İzzeddin el-Kassam Tugayları üyesi "Ebu Halid'in mektubuna "Filistin'i savunmak haysiyet ve onur getirir" yanıtını veren şehit Süleymani’nin Filistin meselesine milli çıkar olarak değil dini bir görev olarak baktığı anlayabiliriz.
Süleymani’nin Irak ve Suriye’de tekfirci teröristlere karşı yürüttüğü mücadelenin asıl hedefi mezhepsel savaşlara son vermek ve Filistin meselesinin Müslüman milletler arasında unutulmasını önlemekti. Bu nedenle birçok terör ve güvenlik uzmanı Süleymani’nin siyasi düşüncesinin ve inanç ekolünün merkezi Filistin kurtuluşu olduğunu değerlendiriyor.
Filistin; İran'ın bölgesel politikasının merkezi
ABD’nin Afganistan ve Irak’ı işgal ettiği dönemde Birçok askeri komutan, Tahran ile Waşington arasında askeri çatışma olasılığından bahsediyordu.
ABD'nin eski Başkanı George W. Bush, İran’ı dünya barışı için bir tehdit unsuru olarak tanıtmaya çalışıyordu. O dönemde Süleymani’nin ve yol arkadaşlarının yaptığı en önemli işlerden biri Müslümanların kapasitesini kullanarak Amerika ve Siyonist Rejim’e karşı bir direniş cephesi oluşturmaktı.Batı emperyalizmine karşı uygulanan bu stratejide Filistin meselesi direnişinin ilgi odağıydı. Yani direniş gruplarının işgal altındaki Filistin'de yaşanan gelişmelere karşı her zaman duyarlı olması ve kriz sırasında Batı Şeria ve Gazze Şeridi'ndeki direniş güçlerinin yanında yer alması gerekiyordu.
Hamas ve İslami Cihad’ın açıklamalarına göre, Siyonist Rejim saldırıları sırasında şehit Süleymani bu savaşlarda dolaylı ya da dolaysız yollardan müsteşarlık yapıyordu.
Örneğin, Filistin İslami Direniş Hareketi siyasi ofisi üyesi Ahmet Abdulhadi, Süleymani’nin defalarca Gazze Şeridi’ni ziyaret ettiğini ve kendisinin Gazze'nin savunma yapılarının oluşmasında önemli rol oynadığını söylemişti.,
Gazze direnişinin sılahlandırılması
Siyonistler, Doğu Akdeniz’deki varlığını ilan ettikten sonra bu rejim Araplara karşı çatışmalarda hep kazanmıştı. Ancak Şaron'un 2005 yılında Gazze Şeridi'nden çekilmesi ve İslami direniş hareketi Hamas ile İslami Cihad'ın burada güç kazanmasından sonra askeri-güvenlik denklemi direniş ekseni lehine değişmesine yol açtı. İslam Devrimi Lideri Ayetullah Seyyid Ali Hamanei, şehit Süleymani ile ilgili “Bu adam Filistinlilerin elini güçlendirdi.
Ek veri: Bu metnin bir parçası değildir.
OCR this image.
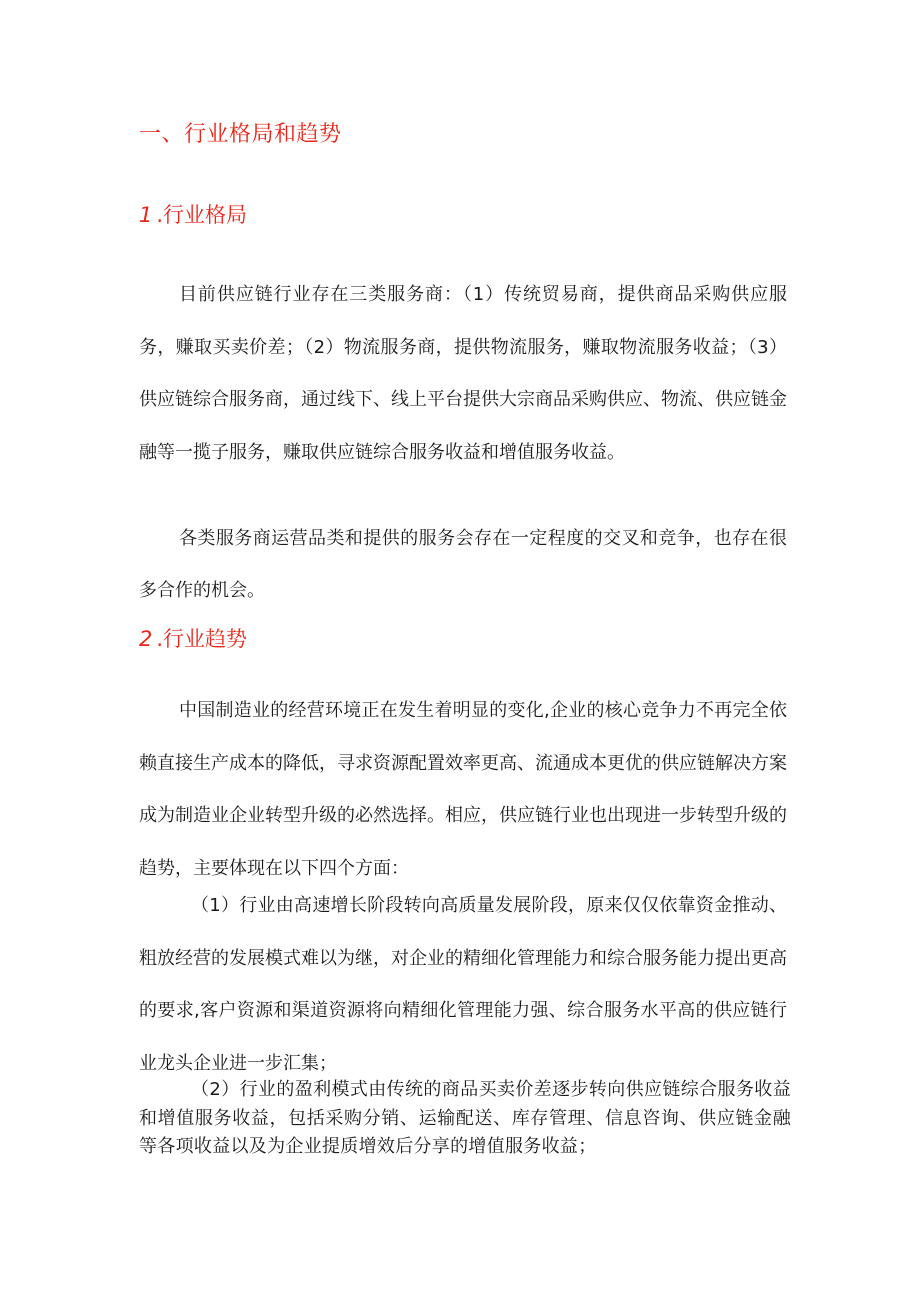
一、行业格局和趋势
1 .行业格局

目前供应链行业存在三类服务商：（1）传统贸易商，提供商品采购供应服务，赚取买卖价差；（2）物流服务商，提供物流服务，赚取物流服务收益；（3）供应链综合服务商，通过线下、线上平台提供大宗商品采购供应、物流、供应链金融等一揽子服务，赚取供应链综合服务收益和增值服务收益。

各类服务商运营品类和提供的服务会存在一定程度的交叉和竞争，也存在很多合作的机会。

2 .行业趋势

中国制造业的经营环境正在发生着明显的变化,企业的核心竞争力不再完全依赖直接生产成本的降低，寻求资源配置效率更高、流通成本更优的供应链解决方案成为制造业企业转型升级的必然选择。相应，供应链行业也出现进一步转型升级的趋势，主要体现在以下四个方面：

（1）行业由高速增长阶段转向高质量发展阶段，原来仅仅依靠资金推动、粗放经营的发展模式难以为继，对企业的精细化管理能力和综合服务能力提出更高的要求,客户资源和渠道资源将向精细化管理能力强、综合服务水平高的供应链行业龙头企业进一步汇集；

（2）行业的盈利模式由传统的商品买卖价差逐步转向供应链综合服务收益和增值服务收益，包括采购分销、运输配送、库存管理、信息咨询、供应链金融等各项收益以及为企业提质增效后分享的增值服务收益；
Öyleki Siyonist Rejim 48 saat geçmeden gelin ateşkes yapalım çağrısını yaptı” demişti.
Son yirmi yıldır Filistinli gruplar Siyonist Rejim’e karşı çeşitli caydırıcı silahlarla silahlandırılmıştı. Aksa Tufanı Operasyonu’nda direniş grupları tarafından 80 gün içinde işgal altındaki bölgelere 4 binin üzerinde roket fırlatıldı. Şu anda Hamas ve İslami Cihad, "Kasif", "Ababil" ve "Şahab" gibi insansız hava araçlarına sahiptir. Diğer taraftan İslami Cihad temsilcisi Nasır Ebu Şerif, 2018 yılında Tahran'a yaptığı ziyarette, direnişin her türlü füzeyi üretmek ve monte etmek üzere Devrim Muhafızları'na bağlı Kudüs Gücü tarafından eğitildiğini açıklamıştı.
Sonuç
İran'ın dış politika doktrininde Filistin meselesi ana ilke ve esas değer olarak bilinmektedir. İran Anayasası'nın 152. maddesinin üçüncü ilkesinin beşinci ve on altıncı fıkraları ile 11. ilkesine göre, İran’ın dış politikası, tüm Müslümanlarla kardeşlik bağlılığı ve çevredeki mazlumlara destek vermek temeline dayanmalıdır. Şehit Süleymani, her zaman bu anayasa maddelerine göre hareket etmeye çalıştı.
Şehit Süleymani’nin Filistin kurtuluşu için attığı adımlar Hamas Siyasi Büro Başkanı İsmail Heniyye’nin, bu büyük şehidin cenaze töreni sırasında kendisine "Kudüs Şehidi" adını vermesine neden oldu.